In Kapitel 10.3 stellt R. Überlegungen an für ein integrierendes Modell religiöser Kompetenz, das anschlussfähig ist an bisher diskutierte Modelle und das die Ergebnisse der empirischen Untersuchung aufnimmt. Kern des Kompetenzmodells ist die Unterscheidung von Wissen, Interesse, Interrelation als der Fähigkeit, sich kritisch zu etwas in Beziehung setzen zu können, und habitueller Kompetenz als Oberbegriff für Sinnkompetenz, Fähigkeit zum Umgang mit Pluralität und ethische Kompetenz. Diese Di­mensionen werden jeweils ausgelegt auf die Bereiche Bezugsreligion, andere Religionen und Weltanschauungen sowie ethische Fragen. Schulischer Religionsunterricht konzentriere sich auf Wissen, Interesse und Interrelation, da Veränderungen von Einstellungen und Haltungen realistischerweise nicht vom Unterricht geleistet werden könnten. Das Kapitel endet mit einem Entwurf für ein integrierendes religionspädagogisches Kompetenzmodell für Lehrende und sieben Thesen.
Im Anhang finden sich, neben den üblichen Verzeichnissen, Daten der Regressionsanalysen und der Internet-Link zum Fragebogen.
Angesichts der Fülle von Überlegungen, Reflexionen und Er­gebnissen kann an dieser Stelle die Arbeit von R. weder umfassend dargestellt und diskutiert noch angemessen gewürdigt werden. Hinzuweisen ist lediglich auf die Fragen, die sich aus dem von R. verwendeten sehr weiten Kompetenzbegriff ergeben: Ist es wirklich sinnvoll, den Begriff der Kompetenz von dem der Fähigkeit so zu lösen, dass letztlich alles, was als wünschenswert betrachtet wird, zu einer Kompetenz (v)erklärt wird? Es ist verständlich, wenn Religionspädagogen hoffen, dass ihre Schüler Interesse an Religion haben. Aber sollte man jemanden für religiös inkompetent erklären, der sich für anderes interessiert? Ähnliches gilt für die Rede von »Sinnkompetenz«: Ist inkompetent, wer nicht Aussagen zu­stimmt wie »Ich finde Halt im Glauben«, »Ohne Glauben wäre das Leben ohne Sinn« oder »Es gibt eine göttliche Macht, die alles trägt und meinem Leben Sinn gibt« (293)? Und reicht es nicht, den Abbau von Ausländerfeindlichkeit zum Bildungsziel zu erklären, muss man fehlende Ausländerfeindlichkeit zur »Kompetenz religiöser Toleranz« (312) machen?

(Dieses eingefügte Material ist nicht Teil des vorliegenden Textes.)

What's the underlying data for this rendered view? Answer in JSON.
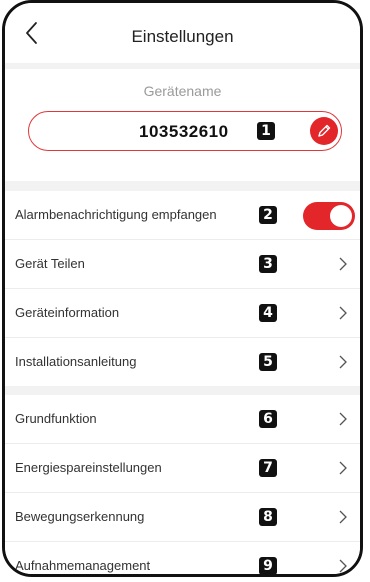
{
  "header": {
    "title": "Einstellungen",
    "back_icon": "chevron-left-icon"
  },
  "device_name": {
    "label": "Gerätename",
    "value": "103532610",
    "badge": "1",
    "edit_icon": "pencil-icon"
  },
  "settings": [
    {
      "label": "Alarmbenachrichtigung empfangen",
      "badge": "2",
      "control": "toggle",
      "enabled": true
    },
    {
      "label": "Gerät Teilen",
      "badge": "3",
      "control": "chevron"
    },
    {
      "label": "Geräteinformation",
      "badge": "4",
      "control": "chevron"
    },
    {
      "label": "Installationsanleitung",
      "badge": "5",
      "control": "chevron"
    }
  ],
  "functions": [
    {
      "label": "Grundfunktion",
      "badge": "6",
      "control": "chevron"
    },
    {
      "label": "Energiesparеinstellungen",
      "badge": "7",
      "control": "chevron"
    },
    {
      "label": "Bewegungserkennung",
      "badge": "8",
      "control": "chevron"
    },
    {
      "label": "Aufnahmemanagement",
      "badge": "9",
      "control": "chevron"
    }
  ],
  "colors": {
    "accent": "#e2262a",
    "background": "#f2f2f2",
    "label_gray": "#9a9a9a"
  }
}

Trotz dieser Anfragen: Es ist der Arbeit zu wünschen, dass ihr Umfang und ihre Komplexität nicht ihrer Rezeption entgegenstehen, denn die Verbindung von Forschung auf dem aktuellen Stand der empirisch-bildungswissenschaftlichen Diskussion und religionspädagogischer, erziehungswissenschaftlicher wie theologischer Reflexion machen R.s Werk zu einem Meilenstein in der Debatte um religiöse Kompetenz.